A world famous political cartoonist and free speech activist Aseem Trivedi has drawn cartoons of 15 mothers and their newly born babies, who have been detained or arrested as part of Turkish government’s systematic persecution of the alleged members of the Gülen movement, to raise awareness in the world public opinion.
Indian cartoonist and human rights activist Triverdi has published 15 cartoons in the “Black & White – Online Cartoon Magazine for Human Rights” to attract attention to the oppressive Erdoğan regime’s massive violations of human rights in Turkey and show solidarity with the persecuted women and babies under the cruel rule of autocratic President Recep Tayyip Erdoğan.
Triverdi has presented his cartoons in the website by saying that “Turkish government has systematically been detaining women on coup charges either when they are pregnant or shortly after giving birth. At least 16 cases have so far been reported.”
The number of babies and children aged between 0 to 6, who are being held in Turkish prisons along with their parents, rose from 560 to 668, according to the most recent data given by the Turkish government.
Children are taken into prison in the absence of family members to look after them outside. Turkish government has launched a sweeping crackdown across the country, detaining more than 120,000 and jailing some 55,000 over alleged links to a controversial coup attempt on July 15, 2016.
It has become a common occurrence very recently that both parents are arrested by Turkish courts leaving no one outside to care for children. Pregnant women, too, failed to avoid government persecution on many occasions.
Hundreds of women are in pretrial detention in jails across Turkey with their infants, some of them less than six months old, due to a state of emergency declared after a failed coup last year, a BBC Turkish report said on last Friday.
More than 17,000 women in Turkey, many with small children, have been jailed in an unprecedented crackdown and subjected to torture and ill-treatment in detention centers and prisons as part of the government’s systematic campaign of intimidation and persecution of critics and opponents, a report titled “Jailing Women In Turkey: Systematic Campaign of Persecution and Fear” released in April by SCF has revealed.
Turkey survived a controversial military coup attempt on July 15 that killed 249 people.
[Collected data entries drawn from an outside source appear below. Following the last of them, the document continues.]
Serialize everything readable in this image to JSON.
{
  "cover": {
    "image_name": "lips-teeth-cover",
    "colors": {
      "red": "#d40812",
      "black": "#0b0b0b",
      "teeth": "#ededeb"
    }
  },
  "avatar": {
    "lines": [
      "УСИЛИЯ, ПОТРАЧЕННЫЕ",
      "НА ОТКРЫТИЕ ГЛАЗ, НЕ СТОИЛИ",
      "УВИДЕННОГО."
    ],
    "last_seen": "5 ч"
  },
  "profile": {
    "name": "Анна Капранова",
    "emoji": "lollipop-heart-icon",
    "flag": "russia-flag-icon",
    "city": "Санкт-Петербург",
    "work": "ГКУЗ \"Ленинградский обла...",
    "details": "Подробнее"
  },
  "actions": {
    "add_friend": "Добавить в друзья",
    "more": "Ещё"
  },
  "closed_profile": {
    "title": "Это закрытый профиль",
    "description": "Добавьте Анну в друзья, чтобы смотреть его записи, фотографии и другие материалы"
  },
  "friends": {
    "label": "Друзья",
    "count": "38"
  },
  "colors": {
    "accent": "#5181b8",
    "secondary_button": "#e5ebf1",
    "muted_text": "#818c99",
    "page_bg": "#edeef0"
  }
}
Immediately after the putsch, the Justice and Development Party (AKP) government along with Turkey’s autocratic President Erdoğan pinned the blame on the Gülen movement.
Fethullah Gülen, who inspired the movement, strongly denied having any role in the failed coup and called for an international investigation into it, but President Erdoğan — calling the coup attempt “a gift from God” — and the government initiated a widespread purge aimed at cleansing sympathizers of the movement from within state institutions, dehumanizing its popular figures and putting them in custody.
Turkey has suspended or dismissed more than 150,000 judges, teachers, police and civil servants since July 15. Turkey’s Justice Ministry announced on July 13 that 50,510 people have been arrested and 169,013 have been the subject of legal proceedings on coup charges since the failed coup.